Vital capacity, respiratory muscle strength, and pulmonary gas exchange during long-duration exposure to microgravity

Abstract

Extended exposure to microgravity (μG) is known to reduce strength in weight-bearing muscles and was also reported to reduce respiratory muscle strength. Short- duration exposure to μG reduces vital capacity (VC), a surrogate measure for respiratory muscle strength, for the first few days, with little change in O2 uptake, ventilation, or end-tidal partial pressures. Accordingly we measured VC, maximum inspiratory and expiratory pressures, and indexes of pulmonary gas exchange in 10 normal subjects (9 men, 1 woman, 39–52 yr) who lived on the International Space Station for 130–196 days in a normoxic, normobaric atmosphere. Subjects were studied four times in the standing and supine postures preflight at sea level at 1 G, approximately monthly in μG, and multiple times postflight. VC in μG was essentially unchanged compared with preflight standing [5.28 ± 0.08 liters (mean ± SE), n = 187; 5.24 ± 0.09, n = 117, respectively; P = 0.03] and considerably greater than that measured supine in 1G (4.96 ± 0.10, n = 114, P < 0.001). There was a trend for VC to decrease after the first 2 mo of μG, but there were no changes postflight.
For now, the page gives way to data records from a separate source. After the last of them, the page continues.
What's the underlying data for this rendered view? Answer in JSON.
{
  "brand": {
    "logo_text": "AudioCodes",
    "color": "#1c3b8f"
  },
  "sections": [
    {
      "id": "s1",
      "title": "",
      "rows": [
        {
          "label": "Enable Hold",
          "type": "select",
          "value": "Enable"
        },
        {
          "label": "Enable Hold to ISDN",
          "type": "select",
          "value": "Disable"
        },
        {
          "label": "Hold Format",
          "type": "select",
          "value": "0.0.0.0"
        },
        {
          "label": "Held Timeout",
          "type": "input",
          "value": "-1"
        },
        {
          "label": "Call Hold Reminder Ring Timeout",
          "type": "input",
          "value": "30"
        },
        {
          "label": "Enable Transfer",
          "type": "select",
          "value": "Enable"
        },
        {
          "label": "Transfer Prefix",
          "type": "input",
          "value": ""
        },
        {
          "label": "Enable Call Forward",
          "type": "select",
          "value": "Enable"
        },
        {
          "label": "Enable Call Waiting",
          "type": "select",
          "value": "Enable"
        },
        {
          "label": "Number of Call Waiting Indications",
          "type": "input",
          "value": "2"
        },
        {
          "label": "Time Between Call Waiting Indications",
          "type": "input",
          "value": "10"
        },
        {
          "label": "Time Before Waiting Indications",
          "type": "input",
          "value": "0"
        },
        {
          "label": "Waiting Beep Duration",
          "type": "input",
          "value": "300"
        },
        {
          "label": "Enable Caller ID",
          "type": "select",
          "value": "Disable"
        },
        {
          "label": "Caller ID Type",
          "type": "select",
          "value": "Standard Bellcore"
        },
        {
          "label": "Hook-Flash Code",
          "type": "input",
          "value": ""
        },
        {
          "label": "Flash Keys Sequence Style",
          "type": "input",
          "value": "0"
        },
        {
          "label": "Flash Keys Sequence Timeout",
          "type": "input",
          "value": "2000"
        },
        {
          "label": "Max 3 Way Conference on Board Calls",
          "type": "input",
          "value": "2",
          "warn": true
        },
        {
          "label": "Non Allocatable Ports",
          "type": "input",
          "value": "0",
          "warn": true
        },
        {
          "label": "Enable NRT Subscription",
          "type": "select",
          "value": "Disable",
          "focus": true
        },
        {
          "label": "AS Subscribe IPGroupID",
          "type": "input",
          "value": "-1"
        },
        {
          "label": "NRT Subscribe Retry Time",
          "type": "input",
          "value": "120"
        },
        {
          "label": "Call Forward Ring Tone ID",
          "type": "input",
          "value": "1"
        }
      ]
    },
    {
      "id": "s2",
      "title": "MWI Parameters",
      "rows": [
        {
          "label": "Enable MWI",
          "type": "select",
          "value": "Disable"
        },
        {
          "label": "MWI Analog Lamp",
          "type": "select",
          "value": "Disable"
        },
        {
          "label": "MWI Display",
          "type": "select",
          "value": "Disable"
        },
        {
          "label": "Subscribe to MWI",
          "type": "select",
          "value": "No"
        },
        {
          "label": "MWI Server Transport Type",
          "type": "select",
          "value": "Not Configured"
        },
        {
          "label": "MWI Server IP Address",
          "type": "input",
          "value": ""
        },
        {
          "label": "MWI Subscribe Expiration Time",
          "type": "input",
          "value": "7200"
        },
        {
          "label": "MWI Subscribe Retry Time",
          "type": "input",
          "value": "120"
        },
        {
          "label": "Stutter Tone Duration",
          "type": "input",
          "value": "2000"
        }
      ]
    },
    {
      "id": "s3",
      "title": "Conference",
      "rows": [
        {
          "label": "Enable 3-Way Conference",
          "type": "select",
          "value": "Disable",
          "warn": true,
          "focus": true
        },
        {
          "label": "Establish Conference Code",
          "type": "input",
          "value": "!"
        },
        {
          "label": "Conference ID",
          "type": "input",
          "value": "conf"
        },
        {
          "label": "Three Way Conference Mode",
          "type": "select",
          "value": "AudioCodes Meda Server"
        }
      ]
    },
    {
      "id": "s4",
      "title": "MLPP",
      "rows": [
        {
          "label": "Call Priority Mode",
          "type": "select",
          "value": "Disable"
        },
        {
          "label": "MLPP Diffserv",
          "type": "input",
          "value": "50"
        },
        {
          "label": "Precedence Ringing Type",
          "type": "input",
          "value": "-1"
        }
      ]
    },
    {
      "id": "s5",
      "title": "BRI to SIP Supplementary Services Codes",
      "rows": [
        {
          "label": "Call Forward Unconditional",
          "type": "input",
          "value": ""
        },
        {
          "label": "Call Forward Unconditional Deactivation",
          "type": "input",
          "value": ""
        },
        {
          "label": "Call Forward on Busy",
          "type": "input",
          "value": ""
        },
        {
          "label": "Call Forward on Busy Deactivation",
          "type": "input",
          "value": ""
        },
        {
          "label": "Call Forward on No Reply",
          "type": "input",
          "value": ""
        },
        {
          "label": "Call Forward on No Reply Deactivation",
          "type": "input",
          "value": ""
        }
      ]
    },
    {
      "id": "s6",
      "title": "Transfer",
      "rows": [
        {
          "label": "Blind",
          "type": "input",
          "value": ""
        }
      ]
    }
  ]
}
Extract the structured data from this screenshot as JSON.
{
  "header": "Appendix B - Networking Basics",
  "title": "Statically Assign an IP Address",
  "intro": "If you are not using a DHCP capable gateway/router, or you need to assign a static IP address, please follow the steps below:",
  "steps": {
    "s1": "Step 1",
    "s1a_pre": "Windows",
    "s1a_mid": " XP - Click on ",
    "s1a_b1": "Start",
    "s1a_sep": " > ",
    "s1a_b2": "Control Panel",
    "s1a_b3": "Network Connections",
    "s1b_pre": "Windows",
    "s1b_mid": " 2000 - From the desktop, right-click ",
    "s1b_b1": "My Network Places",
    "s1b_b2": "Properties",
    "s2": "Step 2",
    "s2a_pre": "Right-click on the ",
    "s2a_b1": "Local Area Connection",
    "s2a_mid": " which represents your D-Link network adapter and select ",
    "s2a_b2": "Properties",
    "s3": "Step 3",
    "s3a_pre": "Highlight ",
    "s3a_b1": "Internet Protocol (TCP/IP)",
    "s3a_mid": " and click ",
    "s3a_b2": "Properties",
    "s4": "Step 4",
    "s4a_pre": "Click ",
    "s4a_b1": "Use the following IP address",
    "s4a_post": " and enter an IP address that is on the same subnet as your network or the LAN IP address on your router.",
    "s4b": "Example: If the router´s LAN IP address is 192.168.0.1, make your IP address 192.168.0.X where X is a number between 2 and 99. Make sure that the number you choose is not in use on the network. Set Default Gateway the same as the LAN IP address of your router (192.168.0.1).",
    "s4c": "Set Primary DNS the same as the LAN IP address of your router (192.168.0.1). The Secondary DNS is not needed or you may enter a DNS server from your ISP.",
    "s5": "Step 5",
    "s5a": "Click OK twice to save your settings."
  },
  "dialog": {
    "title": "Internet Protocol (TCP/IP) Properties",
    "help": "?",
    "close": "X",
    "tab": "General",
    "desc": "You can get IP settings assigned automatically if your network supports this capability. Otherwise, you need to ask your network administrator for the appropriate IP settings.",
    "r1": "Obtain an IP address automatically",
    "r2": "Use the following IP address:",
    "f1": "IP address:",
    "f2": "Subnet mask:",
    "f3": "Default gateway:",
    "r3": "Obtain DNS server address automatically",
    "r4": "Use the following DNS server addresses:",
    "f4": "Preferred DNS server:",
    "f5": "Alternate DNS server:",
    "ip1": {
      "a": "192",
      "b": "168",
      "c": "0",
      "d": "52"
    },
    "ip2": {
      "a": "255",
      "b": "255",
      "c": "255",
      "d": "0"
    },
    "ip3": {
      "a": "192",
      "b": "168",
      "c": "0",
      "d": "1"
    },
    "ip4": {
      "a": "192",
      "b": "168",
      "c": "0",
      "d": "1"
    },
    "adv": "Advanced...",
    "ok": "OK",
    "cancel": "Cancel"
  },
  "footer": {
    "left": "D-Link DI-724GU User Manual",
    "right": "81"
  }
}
Maximum respiratory pressures in μG were generally intermediate to those standing and supine in 1G, and importantly they showed no decrease with time spent in μG. O2 uptake and CO2 production were reduced (∼12%) in extended μG, but inhomogeneity in the lung was not different compared with short-duration exposure to μG. The results show that VC is essentially unchanged and respiratory muscle strength is maintained during extended exposure to μG, and metabolic rate is reduced.